Dr. Pe. João Inácio
Kolling
.
ABSTRACT
Esta
abordagem sobre reconciliação destaca alguns elementos do contexto da
reconciliação: misericórdia e justiça. As regras da justiça nem sempre são as
mais eficazes para reatância das rupturas, dos desencontros ou das dissensões. Uma
primeira dificuldade provém do apego exagerado a regras caducadas pelo tempo e pelos
novos contextos da vida, além da instauração arbitrária, autoritária e prepotente;
outra dificuldade decorre da pressa superficial que força a reconciliação; é
também tentadora a busca de reconciliação que não considera as raízes do
desencontro; e, por fim, é sedutora a busca de reconciliação que não liberta
para novos e melhores níveis de convivência das pessoas desencontradas.
Por outro lado, do ponto de vista do
pensamento cristão, pressupõe-se que a justiça carece de misericórdia para poder
tornar-se eficaz. Os dois caminhos da reconciliação, por outro lado, constituem
uma dialética que, nem sempre, chega a sínteses razoáveis, devido a uma
contradição entre o que as pessoas vitimadas exigem dos agressores, pois,
esperam extremo rigor das regras estabelecidas, enquanto almejam, em
contrapartida, uma larga misericórdia diante das infrações de regras infringidas.
Palavras-chave:
Reconciliação; justiça; misericórdia,
corrupção; libertação.
1 – Os Significados de
reconciliação e algumas ramificações de entendimento
1.1 - Preâmbulo
Tanto quanto
a violência, objetiva ou mimetizada, tende a gerar mais violência, a
reconciliação nem sempre é fácil e eficaz porque os objetivos e desejos humanos
facilmente causam desentendimentos entre as pessoas. É notável como a vida
social está impregnada de conflitos, disputas e atos violentos. Muitos fatores,
desde emocionais a culturais, alargam as dificuldades para um discernimento
capaz de equacionar as dissonâncias e chegar a uma reconciliação.
Quando
estabelecida a violência, seja estrutural, seja de transgressão de uma ordem
estabelecida ou de subversão a um status implantado, sempre implica em ação de
força contra alguém: ou grupo, ou classe, ou povo, ou categoria, ou indivíduo,
ou etnia. Duas mediações revelam-se mais usuais e eficazes para o alcance do
entendimento ou da reatância do desencontro: são a justiça e a misericórdia.
Na
organização civil predomina o apelo à justiça, mas, nem sempre as regras
estabelecidas para dirimir os desencontros são adequadas ao momento e ao fato.

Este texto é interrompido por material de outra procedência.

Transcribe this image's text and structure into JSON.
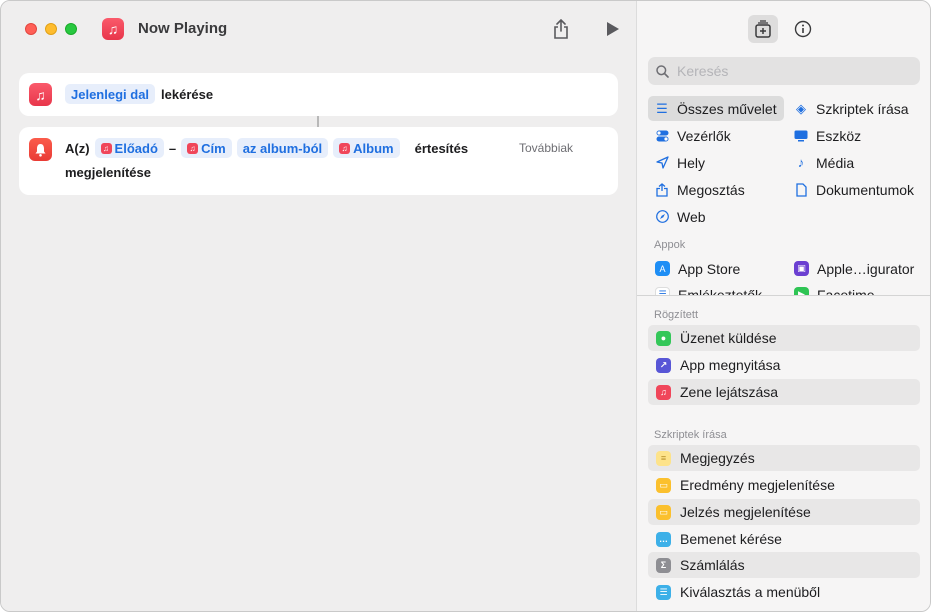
{
  "window": {
    "title": "Now Playing",
    "app_icon": "music-note-icon"
  },
  "toolbar": {
    "share_icon": "share-icon",
    "run_icon": "play-icon"
  },
  "editor": {
    "action1": {
      "variable": "Jelenlegi dal",
      "text": "lekérése"
    },
    "action2": {
      "prefix": "A(z)",
      "var_artist": "Előadó",
      "dash": "–",
      "var_title": "Cím",
      "from_album": "az album-ból",
      "var_album": "Album",
      "text_notify": "értesítés",
      "text_show": "megjelenítése",
      "more": "Továbbiak"
    }
  },
  "library": {
    "search": {
      "placeholder": "Keresés",
      "value": ""
    },
    "categories": [
      {
        "label": "Összes művelet",
        "icon": "list-icon",
        "selected": true
      },
      {
        "label": "Szkriptek írása",
        "icon": "scripting-icon"
      },
      {
        "label": "Vezérlők",
        "icon": "toggle-icon"
      },
      {
        "label": "Eszköz",
        "icon": "display-icon"
      },
      {
        "label": "Hely",
        "icon": "location-arrow-icon"
      },
      {
        "label": "Média",
        "icon": "music-note-icon"
      },
      {
        "label": "Megosztás",
        "icon": "share-icon"
      },
      {
        "label": "Dokumentumok",
        "icon": "document-icon"
      },
      {
        "label": "Web",
        "icon": "compass-icon"
      }
    ],
    "apps_header": "Appok",
    "apps": [
      {
        "label": "App Store",
        "color": "#1e8ef5"
      },
      {
        "label": "Apple…igurator",
        "color": "#6b3fd1"
      },
      {
        "label": "Emlékeztetők",
        "color": "#ffffff"
      },
      {
        "label": "Facetime",
        "color": "#2fc454"
      }
    ],
    "pinned_header": "Rögzített",
    "pinned": [
      {
        "label": "Üzenet küldése",
        "color": "#34c759",
        "icon": "message-icon",
        "shaded": true
      },
      {
        "label": "App megnyitása",
        "color": "#5856d6",
        "icon": "arrow-up-right-icon",
        "shaded": false
      },
      {
        "label": "Zene lejátszása",
        "color": "#f0465a",
        "icon": "music-note-icon",
        "shaded": true
      }
    ],
    "scripting_header": "Szkriptek írása",
    "scripting": [
      {
        "label": "Megjegyzés",
        "color": "#fde38a",
        "icon": "lines-icon",
        "shaded": true
      },
      {
        "label": "Eredmény megjelenítése",
        "color": "#fbc02d",
        "icon": "result-icon",
        "shaded": false
      },
      {
        "label": "Jelzés megjelenítése",
        "color": "#fbc02d",
        "icon": "alert-icon",
        "shaded": true
      },
      {
        "label": "Bemenet kérése",
        "color": "#3db0e8",
        "icon": "speech-bubble-icon",
        "shaded": false
      },
      {
        "label": "Számlálás",
        "color": "#8e8e93",
        "icon": "sigma-icon",
        "shaded": true
      },
      {
        "label": "Kiválasztás a menüből",
        "color": "#3db0e8",
        "icon": "menu-icon",
        "shaded": false
      }
    ]
  }
}
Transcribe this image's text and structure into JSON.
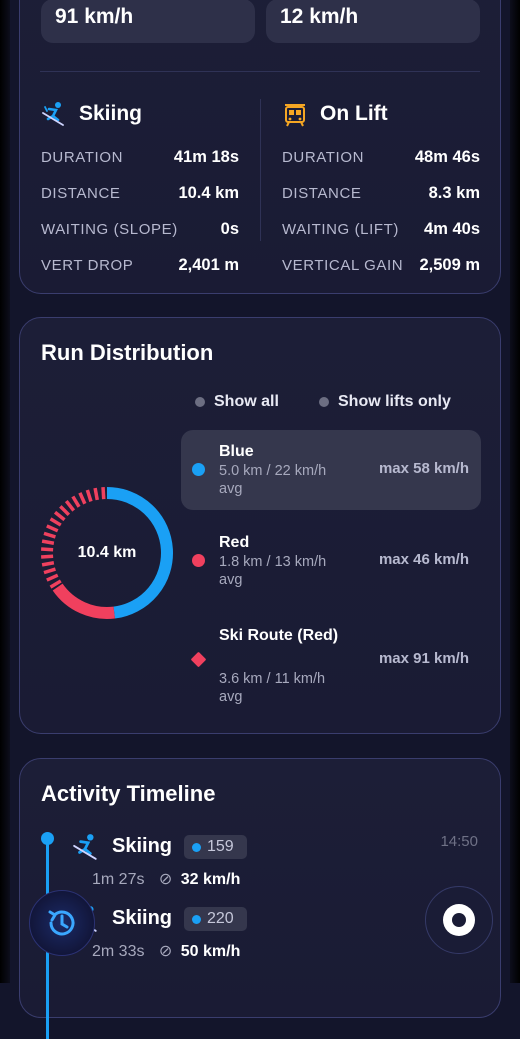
{
  "speeds": {
    "left": "91 km/h",
    "right": "12 km/h"
  },
  "skiing": {
    "title": "Skiing",
    "icon": "skier-icon",
    "rows": [
      {
        "label": "DURATION",
        "value": "41m 18s"
      },
      {
        "label": "DISTANCE",
        "value": "10.4 km"
      },
      {
        "label": "WAITING (SLOPE)",
        "value": "0s"
      },
      {
        "label": "VERT DROP",
        "value": "2,401 m"
      }
    ]
  },
  "lift": {
    "title": "On Lift",
    "icon": "lift-icon",
    "rows": [
      {
        "label": "DURATION",
        "value": "48m 46s"
      },
      {
        "label": "DISTANCE",
        "value": "8.3 km"
      },
      {
        "label": "WAITING (LIFT)",
        "value": "4m 40s"
      },
      {
        "label": "VERTICAL GAIN",
        "value": "2,509 m"
      }
    ]
  },
  "distribution": {
    "title": "Run Distribution",
    "show_all": "Show all",
    "show_lifts": "Show lifts only",
    "total": "10.4 km",
    "runs": [
      {
        "name": "Blue",
        "sub": "5.0 km / 22 km/h avg",
        "max": "max 58 km/h",
        "color": "#1aa0f5",
        "km": 5.0
      },
      {
        "name": "Red",
        "sub": "1.8 km / 13 km/h avg",
        "max": "max 46 km/h",
        "color": "#f0405e",
        "km": 1.8
      },
      {
        "name": "Ski Route (Red)",
        "sub": "3.6 km / 11 km/h avg",
        "max": "max 91 km/h",
        "color": "#f0405e",
        "km": 3.6
      }
    ]
  },
  "timeline": {
    "title": "Activity Timeline",
    "items": [
      {
        "name": "Skiing",
        "badge": "159",
        "duration": "1m 27s",
        "speed": "32 km/h",
        "time": "14:50"
      },
      {
        "name": "Skiing",
        "badge": "220",
        "duration": "2m 33s",
        "speed": "50 km/h",
        "time": ""
      }
    ]
  }
}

Podem até constituir fonte de mais violência. Já na perspectiva religiosa, o
pensamento cristão se pauta pela centralidade da misericórdia. No entanto, a
aproximação do discurso com a prática misericordiosa, por sua vez, também não
encontra caminho fácil e nem linear. Parece que uma misteriosa inclinação leva
a falsear a adversidade e a atribuir-lhe características ampliadas pela mágoa
ou perda, enquanto atenua as contravenções infringidas.
Em tempos de saturante bombardeio de
informações sobre atos e fatos de corrupção e de desrespeito frontal diante das
normas de justiça estabelecidas, começam a emergir também, e simultaneamente,
múltiplas inquirições sobre o significado e os efeitos da reconciliação: sobre
a validade e a eficácia das regras de justiça; sobre a eficiência de regras
éticas, morais e religiosas; e, sobre o efeito da misericórdia para um efetivo
entendimento entre pessoas que se veem num emaranhado de conflitos e tensões.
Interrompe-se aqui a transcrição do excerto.